According to Walgreens Flu Index, Knoxville and Tennessee have the highest flu levels, leaving everyone from kids to teens to seniors at risk of contracting it.

This week Peggy Davis’ son graduates from Air Force boot camp. Unfortunately, his mother will not be there because of the flu.

“He’s in San Antonio, Texas,” Davis said. “Thursday is the graduation. I try to be there for all of them and their achievements or what they’re doing in their lives. This one is going to be a hard pill to swallow.”

Peggy was diagnosed with the flu two weeks ago. It was the first time in her life she didn’t get the vaccine.

“Al the other times I’ve been getting it. No flu. This time I didn’t get it and there’s the flu.”

Davis is not the only person stuck canceling plans and trying to get better.

“Walgreens uses their anti-viral medication as an indicator of if people are buying a lot of that type of medication if they’re prescribed that medication,” Knox County Health Department’s Roberta Sturm said. “That’s their indicator of we’ve got a lot of flu activity going on.”

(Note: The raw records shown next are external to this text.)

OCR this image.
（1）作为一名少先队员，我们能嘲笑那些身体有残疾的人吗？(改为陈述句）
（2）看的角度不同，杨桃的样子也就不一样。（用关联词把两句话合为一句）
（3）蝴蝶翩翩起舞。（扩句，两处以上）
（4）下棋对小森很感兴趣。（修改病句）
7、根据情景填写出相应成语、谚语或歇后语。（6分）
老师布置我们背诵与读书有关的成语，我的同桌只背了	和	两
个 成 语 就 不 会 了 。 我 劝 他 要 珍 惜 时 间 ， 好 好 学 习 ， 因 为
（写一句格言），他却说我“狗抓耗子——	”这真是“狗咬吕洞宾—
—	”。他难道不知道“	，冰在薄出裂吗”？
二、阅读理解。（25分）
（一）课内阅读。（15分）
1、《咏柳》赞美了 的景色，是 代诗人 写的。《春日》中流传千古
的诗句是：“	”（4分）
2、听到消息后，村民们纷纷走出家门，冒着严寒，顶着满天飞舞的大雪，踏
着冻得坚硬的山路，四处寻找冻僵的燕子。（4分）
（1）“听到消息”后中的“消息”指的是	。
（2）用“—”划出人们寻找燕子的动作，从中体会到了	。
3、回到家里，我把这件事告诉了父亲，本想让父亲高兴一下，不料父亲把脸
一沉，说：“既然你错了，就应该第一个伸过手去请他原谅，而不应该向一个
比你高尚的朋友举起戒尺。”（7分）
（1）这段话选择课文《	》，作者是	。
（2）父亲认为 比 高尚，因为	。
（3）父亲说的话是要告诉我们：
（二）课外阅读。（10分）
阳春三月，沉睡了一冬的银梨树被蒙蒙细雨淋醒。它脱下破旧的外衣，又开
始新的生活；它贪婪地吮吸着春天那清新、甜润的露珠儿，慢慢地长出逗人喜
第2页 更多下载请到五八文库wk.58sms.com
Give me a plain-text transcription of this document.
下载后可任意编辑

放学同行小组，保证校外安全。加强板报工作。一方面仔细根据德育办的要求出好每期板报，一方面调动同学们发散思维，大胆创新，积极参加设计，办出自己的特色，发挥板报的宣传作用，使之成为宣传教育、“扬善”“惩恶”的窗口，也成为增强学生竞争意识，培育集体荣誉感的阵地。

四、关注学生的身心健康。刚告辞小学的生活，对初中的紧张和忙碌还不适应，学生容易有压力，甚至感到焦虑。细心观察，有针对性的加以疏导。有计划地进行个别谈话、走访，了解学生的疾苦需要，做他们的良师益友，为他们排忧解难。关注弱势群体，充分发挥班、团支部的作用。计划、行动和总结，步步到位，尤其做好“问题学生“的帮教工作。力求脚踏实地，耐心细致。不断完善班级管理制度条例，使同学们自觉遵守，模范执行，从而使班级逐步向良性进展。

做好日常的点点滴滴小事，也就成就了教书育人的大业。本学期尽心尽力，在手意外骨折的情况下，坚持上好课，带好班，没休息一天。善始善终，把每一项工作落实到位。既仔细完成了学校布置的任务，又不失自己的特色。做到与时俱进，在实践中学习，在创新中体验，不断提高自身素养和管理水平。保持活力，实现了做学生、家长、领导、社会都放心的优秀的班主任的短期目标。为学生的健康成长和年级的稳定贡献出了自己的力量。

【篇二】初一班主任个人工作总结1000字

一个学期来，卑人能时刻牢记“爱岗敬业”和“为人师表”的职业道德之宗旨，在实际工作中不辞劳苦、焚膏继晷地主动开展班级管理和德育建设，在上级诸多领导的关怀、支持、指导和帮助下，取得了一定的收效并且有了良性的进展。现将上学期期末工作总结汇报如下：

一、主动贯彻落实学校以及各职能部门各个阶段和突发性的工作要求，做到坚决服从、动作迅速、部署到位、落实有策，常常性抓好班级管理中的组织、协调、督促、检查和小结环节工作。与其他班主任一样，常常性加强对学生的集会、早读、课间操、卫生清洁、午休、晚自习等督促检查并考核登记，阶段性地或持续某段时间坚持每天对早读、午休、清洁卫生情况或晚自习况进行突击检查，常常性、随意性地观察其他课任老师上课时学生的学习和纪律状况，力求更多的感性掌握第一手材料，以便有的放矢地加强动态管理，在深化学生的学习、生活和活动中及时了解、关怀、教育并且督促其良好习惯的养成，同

With Knoxville at No. 2 on the “Top 10 Designated Market Areas,” Sturm says the city has been lucky for the past two years since we experienced a mild flu season but that is changing.

“We were due for a pretty strong flu season.”

Roberta Sturm, Knox County Health Department

Despite what Knoxville as a whole is seeing, there is some good news on the horizon. Knox County School leaders say they are not seeing a strong flu season.

“It came a little earlier this year but it’s pretty normal,” said Lisa Wagoner, Knox County Schools’ health services supervisor. “Everywhere’s got hit earlier.”

Although that’s good news, the bad might outweigh it.

According to the CDC, the number of flu-related hospital admissions “almost doubled” compared to the week before. That’s why health experts, and Peggy Davis, say it’s not too late to get vaccinated.

“Please, please, please, please get the flu shot,” Davis said.